Wilcox, and you are to use your discretion. The second concerns
the money, and is to be mentioned to no one, and carried out
literally. You will send a hundred pounds on account to-morrow."
He walked with her to the station, passing through those streets
whose serried beauty never bewildered him and never fatigued. The
lovely creature raised domes and spires into the cloudless blue,
and only the ganglion of vulgarity round Carfax showed how
evanescent was the phantom, how faint its claim to represent
England. Helen, rehearsing her commission, noticed nothing; the
Basts were in her brain, and she retold the crisis in a
meditative way, which might have made other men curious. She was
seeing whether it would hold. He asked her once why she had taken
the Basts right into the heart of Evie's wedding. She stopped
like a frightened animal and said, "Does that seem to you so
odd?" Her eyes, the hand laid on the mouth, quite haunted him,
until they were absorbed into the figure of St.
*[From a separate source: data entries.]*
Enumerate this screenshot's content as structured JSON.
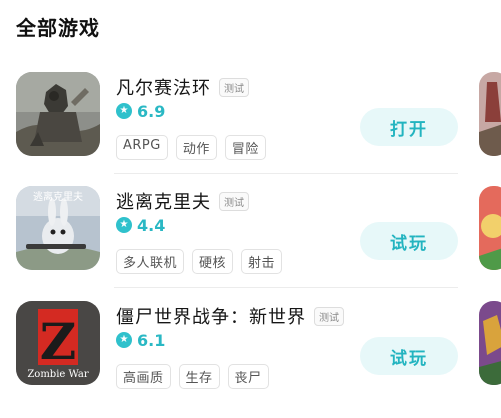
{
  "section": {
    "title": "全部游戏"
  },
  "games": [
    {
      "name": "凡尔赛法环",
      "badge": "测试",
      "rating": "6.9",
      "tags": [
        "ARPG",
        "动作",
        "冒险"
      ],
      "action": "打开",
      "icon": "knight-cover-art"
    },
    {
      "name": "逃离克里夫",
      "badge": "测试",
      "rating": "4.4",
      "tags": [
        "多人联机",
        "硬核",
        "射击"
      ],
      "action": "试玩",
      "icon": "rabbit-cover-art",
      "cover_text": "逃离克里夫"
    },
    {
      "name": "僵尸世界战争：新世界",
      "badge": "测试",
      "rating": "6.1",
      "tags": [
        "高画质",
        "生存",
        "丧尸"
      ],
      "action": "试玩",
      "icon": "zombie-war-cover-art",
      "cover_text": "Zombie War",
      "cover_letter": "Z"
    }
  ],
  "colors": {
    "accent": "#2ab8c4",
    "button_bg": "#e7f8f9"
  }
}
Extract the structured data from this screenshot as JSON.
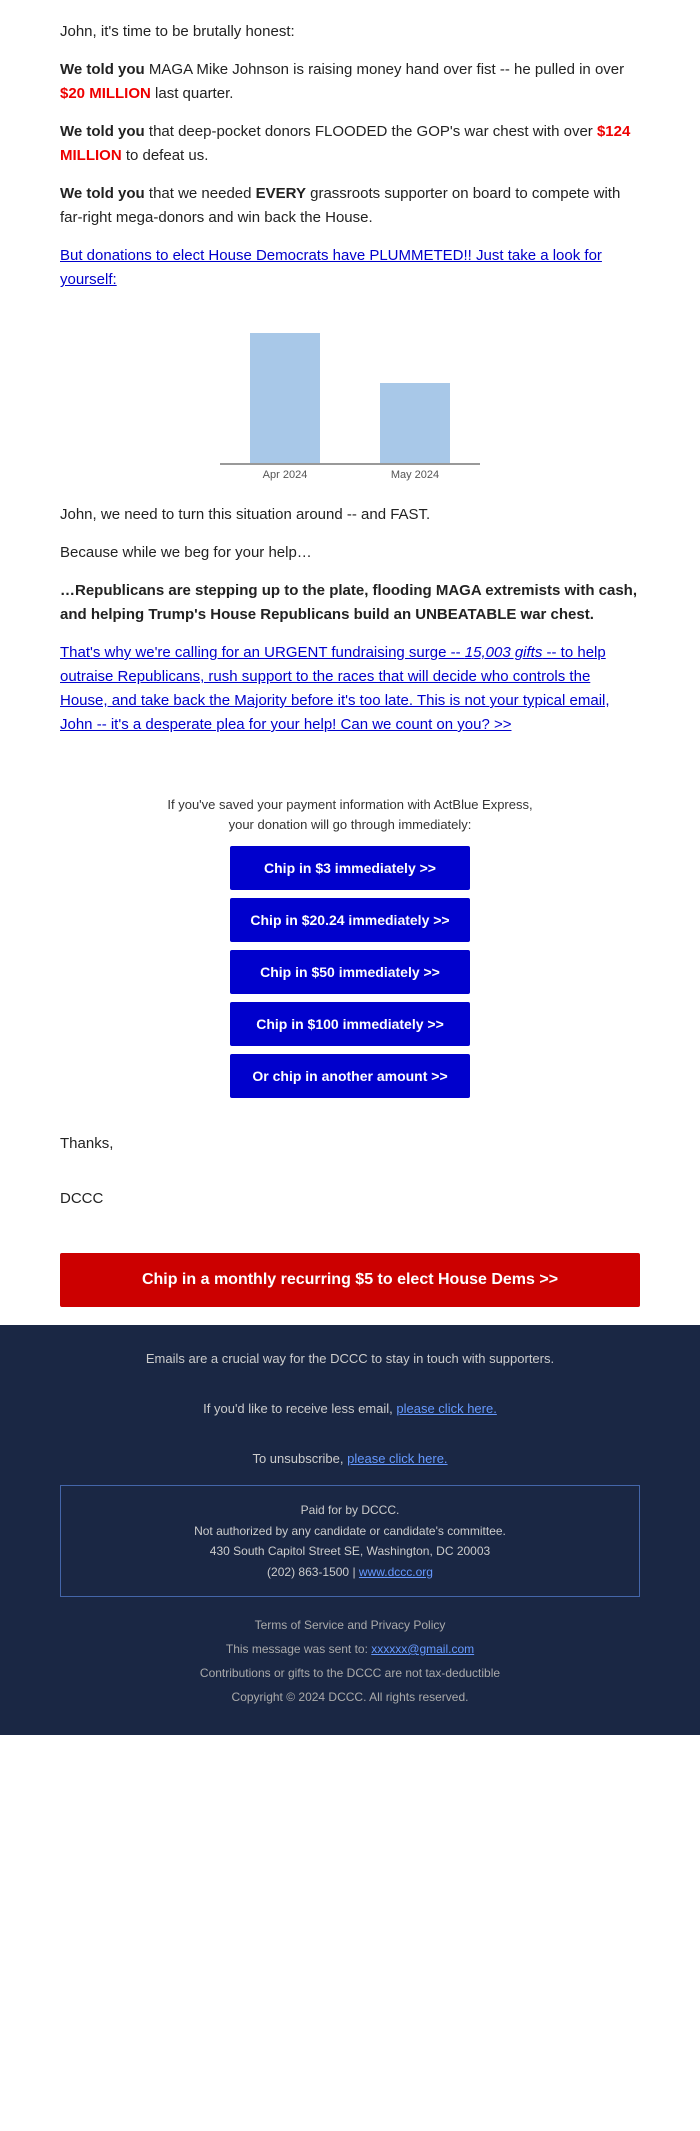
{
  "intro": {
    "greeting": "John, it's time to be brutally honest:"
  },
  "paragraphs": [
    {
      "id": "p1",
      "bold_prefix": "We told you",
      "text": " MAGA Mike Johnson is raising money hand over fist -- he pulled in over ",
      "highlight": "$20 MILLION",
      "suffix": " last quarter."
    },
    {
      "id": "p2",
      "bold_prefix": "We told you",
      "text": " that deep-pocket donors FLOODED the GOP's war chest with over ",
      "highlight": "$124 MILLION",
      "suffix": " to defeat us."
    },
    {
      "id": "p3",
      "bold_prefix": "We told you",
      "text": " that we needed ",
      "highlight2": "EVERY",
      "suffix": " grassroots supporter on board to compete with far-right mega-donors and win back the House."
    }
  ],
  "link1": {
    "text": "But donations to elect House Democrats have PLUMMETED!! Just take a look for yourself:"
  },
  "chart": {
    "bar1_label": "Apr 2024",
    "bar2_label": "May 2024"
  },
  "p4": "John, we need to turn this situation around -- and FAST.",
  "p5": "Because while we beg for your help…",
  "p6_bold": "…Republicans are stepping up to the plate, flooding MAGA extremists with cash, and helping Trump's House Republicans build an UNBEATABLE war chest.",
  "link2": {
    "text": "That's why we're calling for an URGENT fundraising surge -- 15,003 gifts -- to help outraise Republicans, rush support to the races that will decide who controls the House, and take back the Majority before it's too late. This is not your typical email, John -- it's a desperate plea for your help! Can we count on you? >>"
  },
  "actblue_note": "If you've saved your payment information with ActBlue Express,\nyour donation will go through immediately:",
  "buttons": [
    {
      "id": "btn1",
      "label": "Chip in $3 immediately >>"
    },
    {
      "id": "btn2",
      "label": "Chip in $20.24 immediately >>"
    },
    {
      "id": "btn3",
      "label": "Chip in $50 immediately >>"
    },
    {
      "id": "btn4",
      "label": "Chip in $100 immediately >>"
    },
    {
      "id": "btn5",
      "label": "Or chip in another amount >>"
    }
  ],
  "sign_off": {
    "thanks": "Thanks,",
    "org": "DCCC"
  },
  "monthly_btn": {
    "label": "Chip in a monthly recurring $5 to elect House Dems >>"
  },
  "footer": {
    "line1": "Emails are a crucial way for the DCCC to stay in touch with supporters.",
    "line2_prefix": "If you'd like to receive less email, ",
    "link_less": "please click here.",
    "line3_prefix": "To unsubscribe, ",
    "link_unsub": "please click here.",
    "box": {
      "line1": "Paid for by DCCC.",
      "line2": "Not authorized by any candidate or candidate's committee.",
      "line3": "430 South Capitol Street SE, Washington, DC 20003",
      "line4_prefix": "(202) 863-1500 | ",
      "link_dccc": "www.dccc.org"
    },
    "tos": "Terms of Service and Privacy Policy",
    "sent_to_prefix": "This message was sent to: ",
    "email": "xxxxxx@gmail.com",
    "not_deductible": "Contributions or gifts to the DCCC are not tax-deductible",
    "copyright": "Copyright © 2024 DCCC. All rights reserved."
  }
}
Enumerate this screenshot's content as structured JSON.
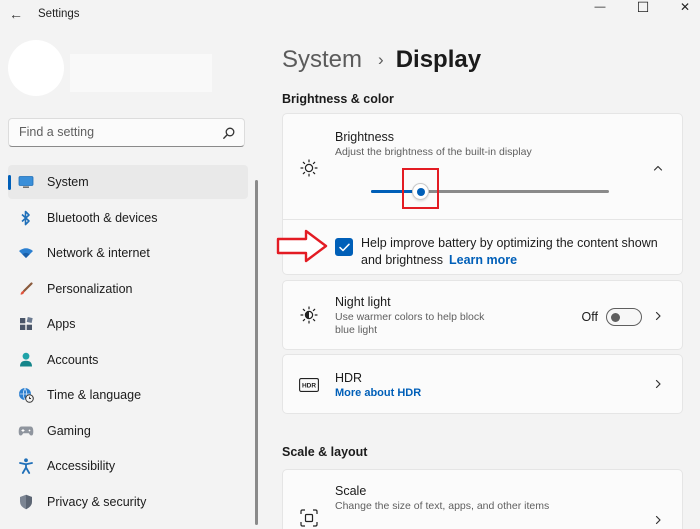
{
  "window": {
    "title": "Settings",
    "back_glyph": "←",
    "minimize_glyph": "—",
    "maximize_glyph": "☐",
    "close_glyph": "✕"
  },
  "search": {
    "placeholder": "Find a setting",
    "icon": "search-icon"
  },
  "sidebar": {
    "items": [
      {
        "label": "System",
        "icon": "monitor-icon",
        "active": true
      },
      {
        "label": "Bluetooth & devices",
        "icon": "bluetooth-icon"
      },
      {
        "label": "Network & internet",
        "icon": "wifi-icon"
      },
      {
        "label": "Personalization",
        "icon": "brush-icon"
      },
      {
        "label": "Apps",
        "icon": "apps-icon"
      },
      {
        "label": "Accounts",
        "icon": "person-icon"
      },
      {
        "label": "Time & language",
        "icon": "globe-clock-icon"
      },
      {
        "label": "Gaming",
        "icon": "gamepad-icon"
      },
      {
        "label": "Accessibility",
        "icon": "accessibility-icon"
      },
      {
        "label": "Privacy & security",
        "icon": "shield-icon"
      }
    ]
  },
  "breadcrumb": {
    "parent": "System",
    "separator": "›",
    "current": "Display"
  },
  "sections": {
    "brightness_color": "Brightness & color",
    "scale_layout": "Scale & layout"
  },
  "brightness": {
    "title": "Brightness",
    "description": "Adjust the brightness of the built-in display",
    "value_fraction": 0.21,
    "battery_checkbox": {
      "checked": true,
      "label": "Help improve battery by optimizing the content shown and brightness",
      "link": "Learn more"
    }
  },
  "night_light": {
    "title": "Night light",
    "description": "Use warmer colors to help block blue light",
    "toggle_state": "Off"
  },
  "hdr": {
    "title": "HDR",
    "link": "More about HDR",
    "icon_text": "HDR"
  },
  "scale": {
    "title": "Scale",
    "description": "Change the size of text, apps, and other items"
  },
  "colors": {
    "accent": "#005fb8",
    "annotation": "#e31b23",
    "background": "#f3f3f3",
    "card": "#fbfbfb"
  }
}
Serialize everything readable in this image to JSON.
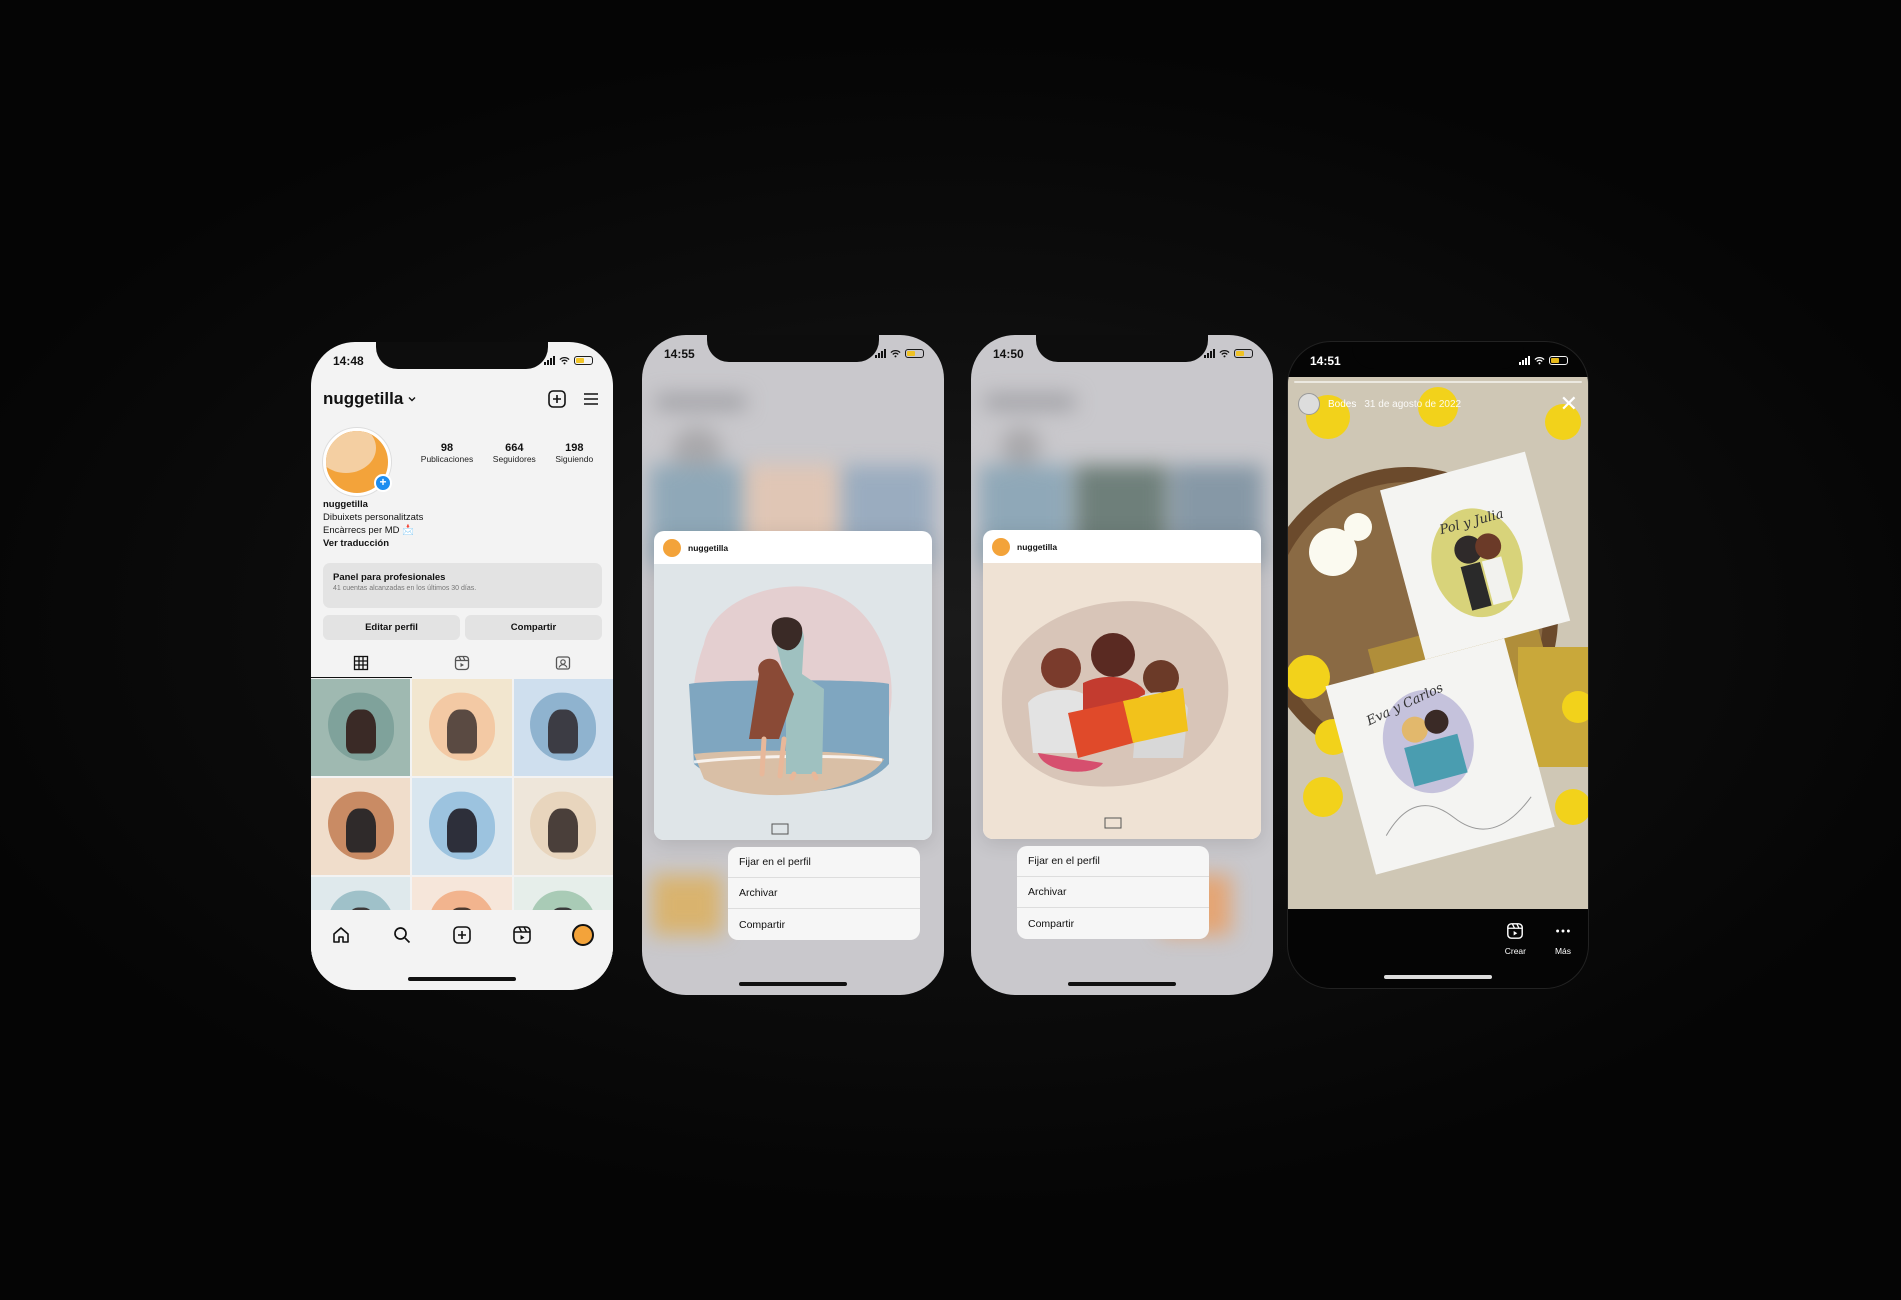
{
  "phone1": {
    "time": "14:48",
    "username": "nuggetilla",
    "stats": [
      {
        "value": "98",
        "label": "Publicaciones"
      },
      {
        "value": "664",
        "label": "Seguidores"
      },
      {
        "value": "198",
        "label": "Siguiendo"
      }
    ],
    "bio": {
      "name": "nuggetilla",
      "line1": "Dibuixets personalitzats",
      "line2": "Encàrrecs per MD 📩",
      "translate": "Ver traducción"
    },
    "panel": {
      "title": "Panel para profesionales",
      "subtitle": "41 cuentas alcanzadas en los últimos 30 días."
    },
    "edit_button": "Editar perfil",
    "share_button": "Compartir",
    "grid_colors": [
      "#9fb9b1",
      "#f2e6cf",
      "#cfdfee",
      "#f0ddcb",
      "#d9e6ef",
      "#eee6da",
      "#dfe9ec",
      "#f6e6da",
      "#e6eeea"
    ],
    "blob_colors": [
      "#7fa29b",
      "#f3c9a4",
      "#8fb3cf",
      "#c98b64",
      "#9cc3df",
      "#e8d5bd",
      "#9fc1c9",
      "#f2b48e",
      "#a9cbb6"
    ],
    "figure_colors": [
      "#3a2a26",
      "#5a4a42",
      "#3c3c44",
      "#2f2a2a",
      "#2d2f3a",
      "#4a3f3a",
      "#3d3a3a",
      "#4c3a30",
      "#3a3a3a"
    ]
  },
  "phone2": {
    "time": "14:55",
    "username": "nuggetilla",
    "menu": [
      "Fijar en el perfil",
      "Archivar",
      "Compartir"
    ]
  },
  "phone3": {
    "time": "14:50",
    "username": "nuggetilla",
    "menu": [
      "Fijar en el perfil",
      "Archivar",
      "Compartir"
    ]
  },
  "phone4": {
    "time": "14:51",
    "highlight": "Bodes",
    "date": "31 de agosto de 2022",
    "card_top_text": "Pol y Julia",
    "card_bottom_text": "Eva y Carlos",
    "action_create": "Crear",
    "action_more": "Más"
  },
  "colors": {
    "accent": "#f3a33a",
    "blue_badge": "#1d8df0",
    "menu_bg": "#f6f6f6"
  }
}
Mary the Virgin,
before whom he paused for a moment on the walk home.
It is convenient to follow him in the discharge of his duties.
Margaret summoned him the next day. She was terrified at Helen's
flight, and he had to say that she had called in at Oxford. Then
she said: "Did she seem worried at any rumour about Henry?" He
answered, "Yes." "I knew it was that!" she exclaimed. "I'll
write to her." Tibbv was relieved.
He then sent the cheque to the address that Helen gave him, and
stated that he was instructed to forward later on five thousand
pounds. An answer came back very civil and quiet in tone--such an
answer as Tibby himself would have given. The cheque was
returned, the legacy refused, the writer being in no need of
money. Tibby forwarded this to Helen, adding in the fulness of
his heart that Leonard Bast seemed somewhat a monumental person
after all. Helen's reply was frantic. He was to take no notice.
He was to go down at once and say that she commanded acceptance.
He went. A scurf of books and china ornaments awaited him. The
Basts had just been evicted for not paying their rent, and had
wandered no one knew whither. Helen had begun bungling with her
money by this time, and had even sold out her shares in the
Nottingham and Derby Railway. For some weeks she did nothing.
Then she reinvested, and, owing to the good advice of her
stockbrokers, became rather richer than she had been before.